Такое отождествление понятий «труд» и «мука» закономерно и оправдано всем ходом истории. Оно особенно понятно нам – пленягам. Ведь радостен и благороден только свободный труд. Рабский труд – мука, наказание, каторга.
Самая тяжелая работа легка, когда видишь пользу, которую приносишь обществу, народу, отчизне. Но какая мука сознавать, что каждый взмах твоего молотка – удар в спину брата. Мысль эта жесточе голода и побоев.
«Räder müssen rollen für den Sieg!»423 – кричат фашистские плакаты на всех стенках и заборах.
[Далее в оригинале отсутствует страница.]
– Гляубе ништ424.
– Дох! Дас виссен, алле майне арбайтскамраден425 (это он обоих рабочих назвал товарищами по труду!).
– Я, я, – согласно поддакнули Монн и Кайдль (попробуй не поддакнуть, мигом за Можай загонит).
– Абер, герр шеф, эссен ист ништ гут унд аух цу венишь426.
– Хальте мауль! – взревел Дике швайн. – Фердаммте керль, ду вирст цу фреш. Зофорт ин целле, унд нексте драй таге хальбрацион брот унд кайне зуппе427.
В 5 часов вечера выгнали нас во двор, построили «драй-унд-драй» и под усиленным конвоем вывели на улицу. На каждом углу рогатый шупо (каска с «рогом» впереди, на роге Adler и Hakenkreuz)428, вдоль тротуаров прохаживаются гештаповские агенты.
Куда ведут? Зачем?
Нам все равно, эгаль и вшистко едно429. Не вперед, а вниз обращены наши взоры. Здесь, на мостовой, можно наловить бычков, счастливчику иногда удается схватить почти целую сигарету.
На Параденпляц сталкиваемся с колонной пленных завода Демаг430.
– Здорово, братцы! С праздником!
– И вас также!
Вот подвели нас к большому зданию с куполом. На фасаде огромными золочеными буквами надпись: Orpheum431. Это театр музыкальной комедии.
Сквозь строй полицейских и гештаповских агентов прошли мы в зрительный зал. Мужчин рассадили в партере и амфитеатре, а женщин на балконе. Крайние стулья в каждом ряду заняли вахманы. Гештаповцы, полицаи, сыщики, охранники в мундирах и без мундиров блокировали все входы и выходы, сплошным кольцом окружили партер. Длинной лентой они протянулись по всем внешним и внутренним проходам зрительного зала.
Не выключая света, подняли занавес и начали ломать какую-то комедию. Не знаю, что происходило на сцене, хорошо или плохо играли актеры. Мы были слепы и глухи к ним, наши сердца были закрыты для них. Я никогда не предполагал, что зрительный зал может быть так оторван от сцены. Актеры и зрители действовали независимо друг от друга, как если бы мановением волшебного жезла между ними воздвиглась неодолимая каменная гряда.
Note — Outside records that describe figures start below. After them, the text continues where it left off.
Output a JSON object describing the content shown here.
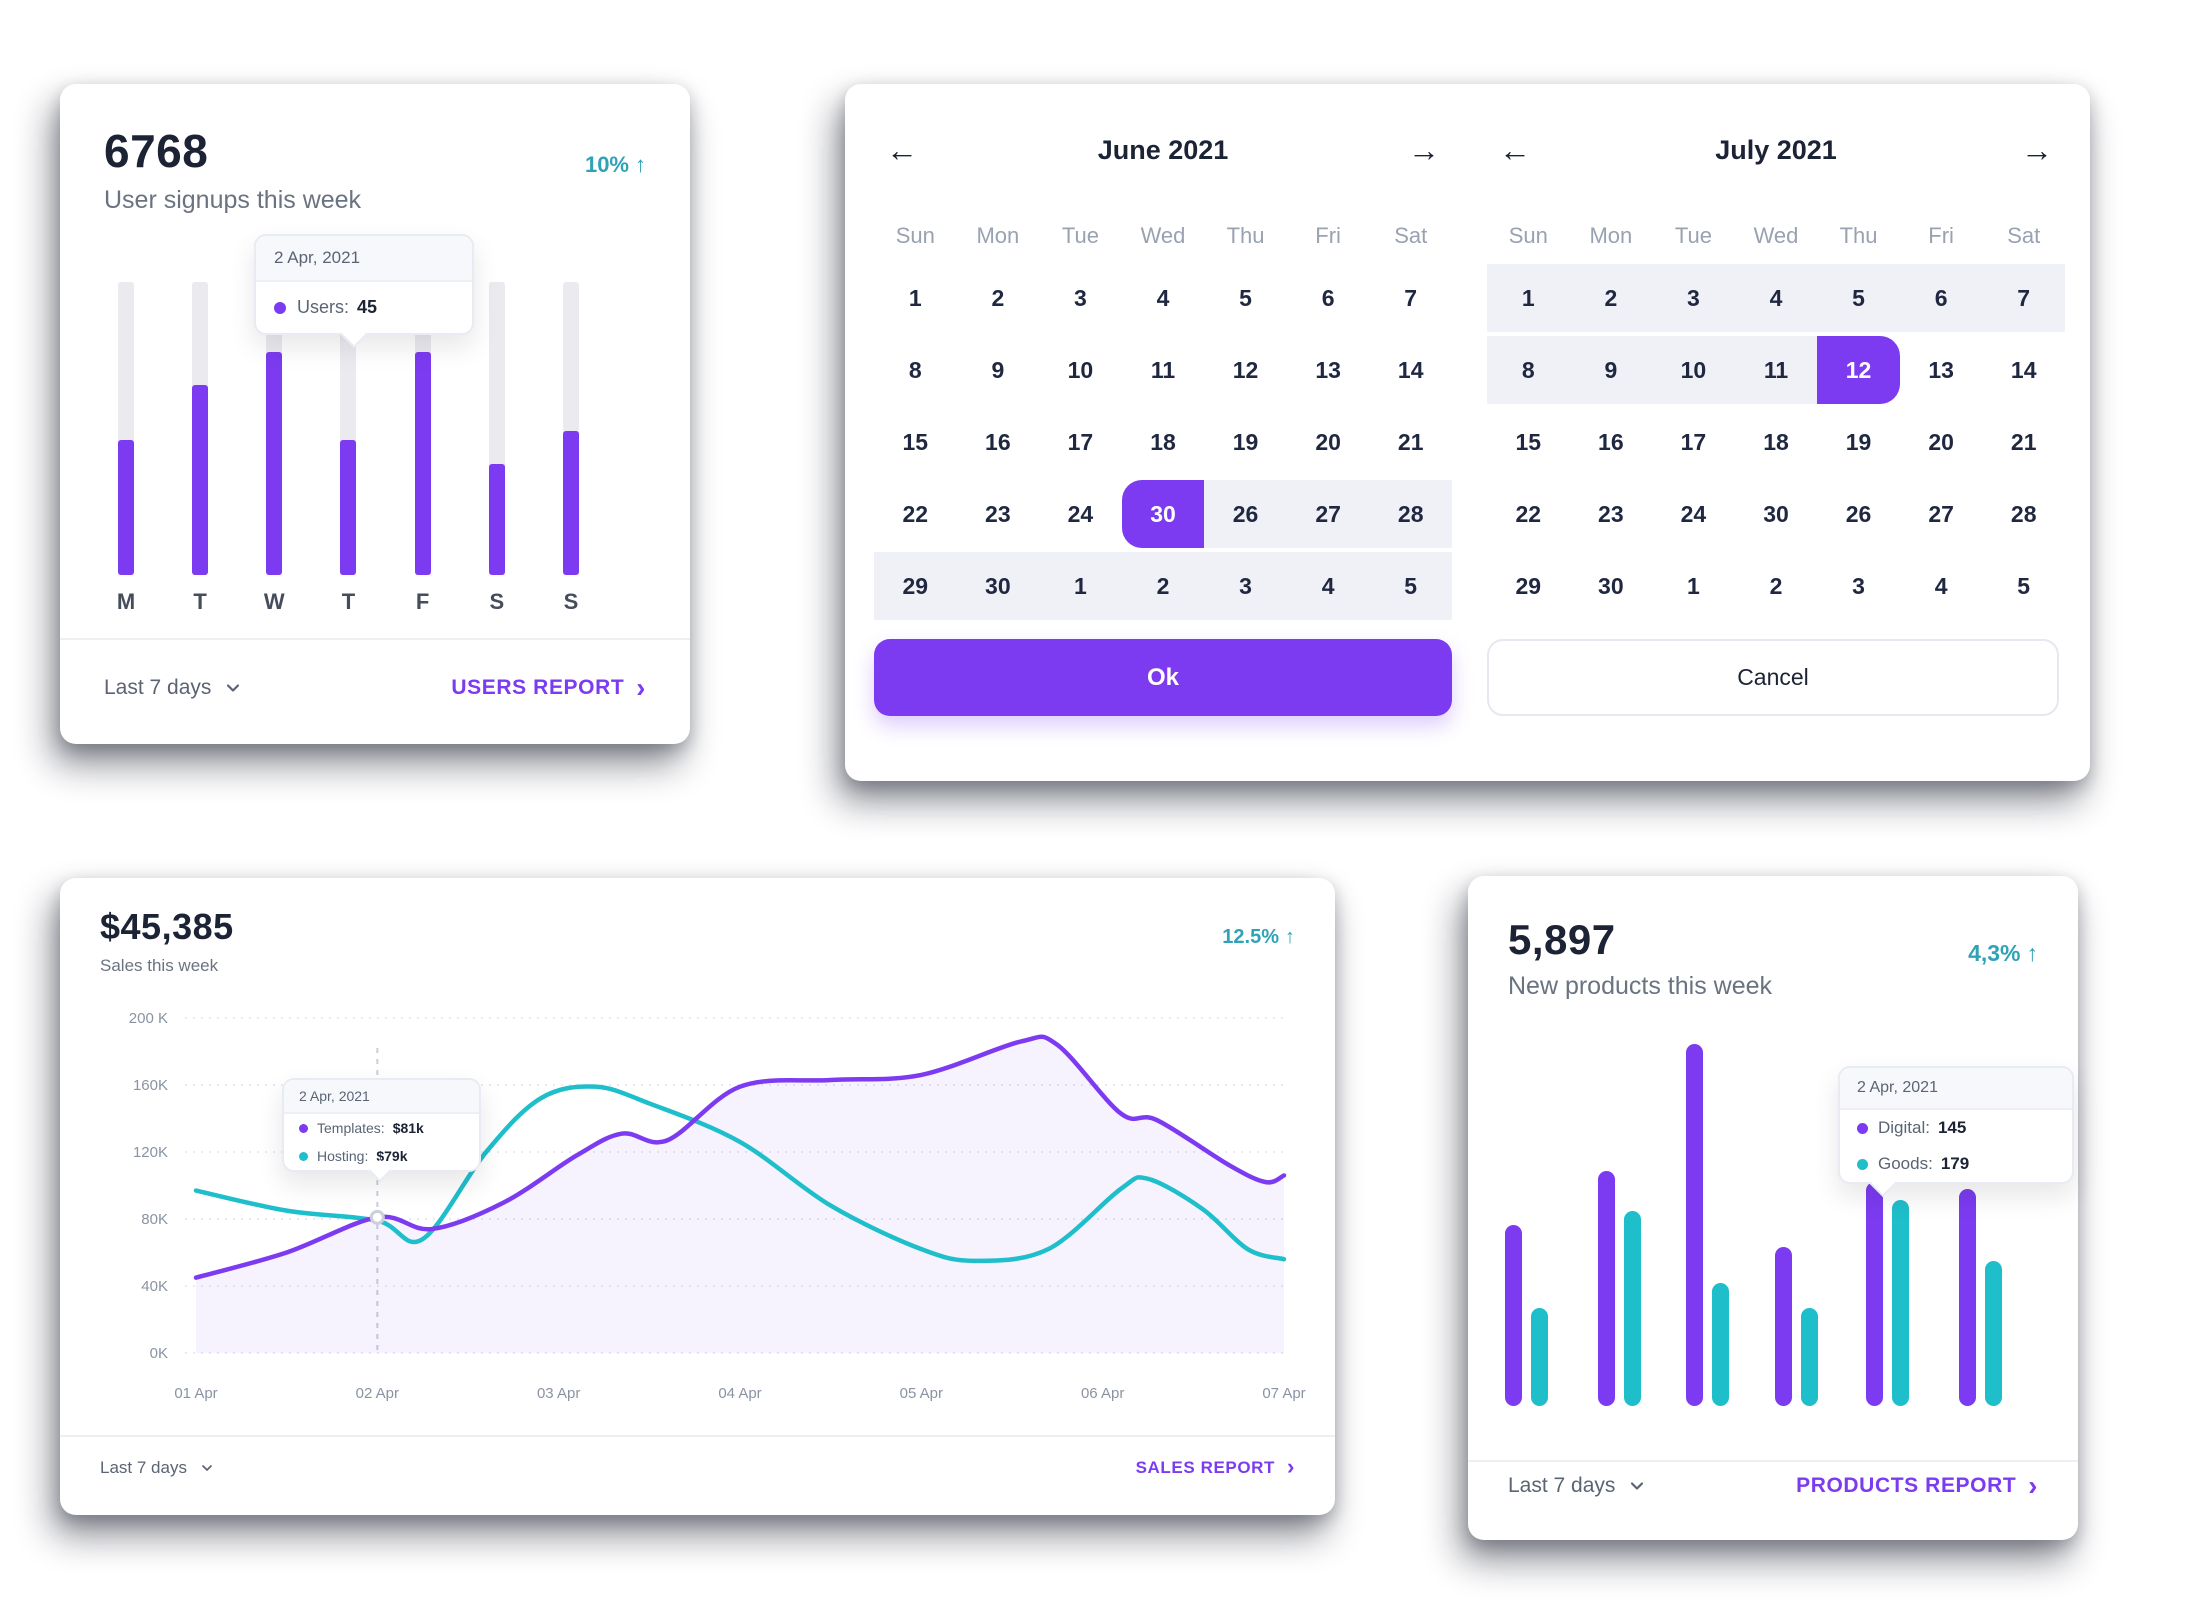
{
  "icons": {
    "arrow_up": "↑",
    "arrow_left": "←",
    "arrow_right": "→",
    "chevron_right": "›"
  },
  "colors": {
    "purple": "#7C3BF0",
    "teal": "#1FBECB",
    "delta_text": "#2FA3B6",
    "range_bg": "#F0F1F6",
    "track_gray": "#EAEAEF"
  },
  "users_card": {
    "value": "6768",
    "subtitle": "User signups this week",
    "delta": "10%",
    "period": "Last 7 days",
    "report_link": "USERS REPORT",
    "tooltip": {
      "date": "2 Apr, 2021",
      "label": "Users:",
      "value": "45"
    },
    "chart_data": {
      "type": "bar",
      "categories": [
        "M",
        "T",
        "W",
        "T",
        "F",
        "S",
        "S"
      ],
      "values_percent_of_max": [
        46,
        65,
        76,
        46,
        76,
        38,
        49
      ],
      "track_percent": 100,
      "tooltip_day_index": 3,
      "tooltip_value_users": 45
    }
  },
  "calendar_card": {
    "ok_label": "Ok",
    "cancel_label": "Cancel",
    "months": [
      {
        "title": "June 2021",
        "weekdays": [
          "Sun",
          "Mon",
          "Tue",
          "Wed",
          "Thu",
          "Fri",
          "Sat"
        ],
        "days": [
          [
            "1",
            "n"
          ],
          [
            "2",
            "n"
          ],
          [
            "3",
            "n"
          ],
          [
            "4",
            "n"
          ],
          [
            "5",
            "n"
          ],
          [
            "6",
            "n"
          ],
          [
            "7",
            "n"
          ],
          [
            "8",
            "n"
          ],
          [
            "9",
            "n"
          ],
          [
            "10",
            "n"
          ],
          [
            "11",
            "n"
          ],
          [
            "12",
            "n"
          ],
          [
            "13",
            "n"
          ],
          [
            "14",
            "n"
          ],
          [
            "15",
            "n"
          ],
          [
            "16",
            "n"
          ],
          [
            "17",
            "n"
          ],
          [
            "18",
            "n"
          ],
          [
            "19",
            "n"
          ],
          [
            "20",
            "n"
          ],
          [
            "21",
            "n"
          ],
          [
            "22",
            "n"
          ],
          [
            "23",
            "n"
          ],
          [
            "24",
            "n"
          ],
          [
            "30",
            "ss"
          ],
          [
            "26",
            "r"
          ],
          [
            "27",
            "r"
          ],
          [
            "28",
            "r"
          ],
          [
            "29",
            "r"
          ],
          [
            "30",
            "r"
          ],
          [
            "1",
            "r"
          ],
          [
            "2",
            "r"
          ],
          [
            "3",
            "r"
          ],
          [
            "4",
            "r"
          ],
          [
            "5",
            "r"
          ]
        ]
      },
      {
        "title": "July 2021",
        "weekdays": [
          "Sun",
          "Mon",
          "Tue",
          "Wed",
          "Thu",
          "Fri",
          "Sat"
        ],
        "days": [
          [
            "1",
            "r"
          ],
          [
            "2",
            "r"
          ],
          [
            "3",
            "r"
          ],
          [
            "4",
            "r"
          ],
          [
            "5",
            "r"
          ],
          [
            "6",
            "r"
          ],
          [
            "7",
            "r"
          ],
          [
            "8",
            "r"
          ],
          [
            "9",
            "r"
          ],
          [
            "10",
            "r"
          ],
          [
            "11",
            "r"
          ],
          [
            "12",
            "se"
          ],
          [
            "13",
            "n"
          ],
          [
            "14",
            "n"
          ],
          [
            "15",
            "n"
          ],
          [
            "16",
            "n"
          ],
          [
            "17",
            "n"
          ],
          [
            "18",
            "n"
          ],
          [
            "19",
            "n"
          ],
          [
            "20",
            "n"
          ],
          [
            "21",
            "n"
          ],
          [
            "22",
            "n"
          ],
          [
            "23",
            "n"
          ],
          [
            "24",
            "n"
          ],
          [
            "30",
            "n"
          ],
          [
            "26",
            "n"
          ],
          [
            "27",
            "n"
          ],
          [
            "28",
            "n"
          ],
          [
            "29",
            "n"
          ],
          [
            "30",
            "n"
          ],
          [
            "1",
            "n"
          ],
          [
            "2",
            "n"
          ],
          [
            "3",
            "n"
          ],
          [
            "4",
            "n"
          ],
          [
            "5",
            "n"
          ]
        ]
      }
    ],
    "legend_states": {
      "ss": "selected range start",
      "se": "selected range end",
      "r": "in selected range",
      "n": "normal"
    }
  },
  "sales_card": {
    "value": "$45,385",
    "subtitle": "Sales this week",
    "delta": "12.5%",
    "period": "Last 7 days",
    "report_link": "SALES REPORT",
    "tooltip": {
      "date": "2 Apr, 2021",
      "rows": [
        {
          "label": "Templates:",
          "value": "$81k"
        },
        {
          "label": "Hosting:",
          "value": "$79k"
        }
      ]
    },
    "chart_data": {
      "type": "line",
      "x_labels": [
        "01 Apr",
        "02 Apr",
        "03 Apr",
        "04 Apr",
        "05 Apr",
        "06 Apr",
        "07 Apr"
      ],
      "y_tick_labels": [
        "200 K",
        "160K",
        "120K",
        "80K",
        "40K",
        "0K"
      ],
      "y_tick_values": [
        200,
        160,
        120,
        80,
        40,
        0
      ],
      "ylim": [
        0,
        200
      ],
      "grid": "dotted horizontal",
      "cursor_x": 2,
      "marker": {
        "x": 2,
        "y": 81
      },
      "series": [
        {
          "name": "Templates",
          "color": "#7C3BF0",
          "area": true,
          "points": [
            [
              1,
              45
            ],
            [
              1.5,
              60
            ],
            [
              2,
              81
            ],
            [
              2.3,
              74
            ],
            [
              2.7,
              90
            ],
            [
              3.1,
              118
            ],
            [
              3.35,
              131
            ],
            [
              3.6,
              127
            ],
            [
              4,
              159
            ],
            [
              4.5,
              163
            ],
            [
              5,
              166
            ],
            [
              5.55,
              186
            ],
            [
              5.75,
              184
            ],
            [
              6.1,
              143
            ],
            [
              6.3,
              139
            ],
            [
              6.7,
              112
            ],
            [
              6.9,
              102
            ],
            [
              7,
              106
            ]
          ]
        },
        {
          "name": "Hosting",
          "color": "#1FBECB",
          "area": false,
          "points": [
            [
              1,
              97
            ],
            [
              1.5,
              85
            ],
            [
              2,
              79
            ],
            [
              2.25,
              68
            ],
            [
              2.6,
              120
            ],
            [
              2.9,
              152
            ],
            [
              3.2,
              159
            ],
            [
              3.5,
              149
            ],
            [
              4,
              126
            ],
            [
              4.5,
              88
            ],
            [
              5,
              62
            ],
            [
              5.3,
              55
            ],
            [
              5.7,
              62
            ],
            [
              6.1,
              98
            ],
            [
              6.25,
              104
            ],
            [
              6.55,
              86
            ],
            [
              6.8,
              62
            ],
            [
              7,
              56
            ]
          ]
        }
      ]
    }
  },
  "products_card": {
    "value": "5,897",
    "subtitle": "New products this week",
    "delta": "4,3%",
    "period": "Last 7 days",
    "report_link": "PRODUCTS REPORT",
    "tooltip": {
      "date": "2 Apr, 2021",
      "rows": [
        {
          "label": "Digital:",
          "value": "145"
        },
        {
          "label": "Goods:",
          "value": "179"
        }
      ]
    },
    "chart_data": {
      "type": "bar",
      "groups": 6,
      "series": [
        {
          "name": "Digital",
          "color": "#7C3BF0",
          "values_percent_of_max": [
            50,
            65,
            100,
            44,
            62,
            60
          ]
        },
        {
          "name": "Goods",
          "color": "#1FBECB",
          "values_percent_of_max": [
            27,
            54,
            34,
            27,
            57,
            40
          ]
        }
      ],
      "tooltip_values": {
        "Digital": 145,
        "Goods": 179
      }
    }
  }
}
Но мы действовали, и притом очень бурно, ибо в зале стоял неумолчный гул. Наши головы непрерывно вертелись по сторонам, выискивая знакомые лица среди пленяг из других арбайтскоманд. Когда находили родственников или друзей, зал оглашался радостными криками, шумным потоком изливались вопросы, жалобы, сетования, негодования. Хотелось подойти к близкому человеку и пожать ему руку, но увы, это было «ферботен»432. Вахманы не позволяли ни сойти с места, ни даже привстать со стула. Но ни брань немецких псов, ни меры физического воздействия не могли воспрепятствовать нам перекликаться, обмениваться мнениями, сообщать друг другу новости, свободно выражать свои мысли и чувства.
Невеселые это были голоса. Слезой просолено каждое слово. Скорбь, безысходная печаль в каждом взгляде. На сердце будто тяжелый камень.
Зачем же немцы согнали нас в «Орфеум»? Почему они надумали вдруг позабавить нас спектаклем?
Нацисты знали, что в этот день весь трудовой мир празднует 25-летие Октября. Они боялись, что и советские военнопленные отметят в своих бараках славную годовщину. Чтобы предотвратить нежелательные для них акции, нацисты решили собрать пленяг в «Орфеуме» и весь вечер держать под неусыпным контролем. Они хотели отвлечь нас от мыслей об отечестве.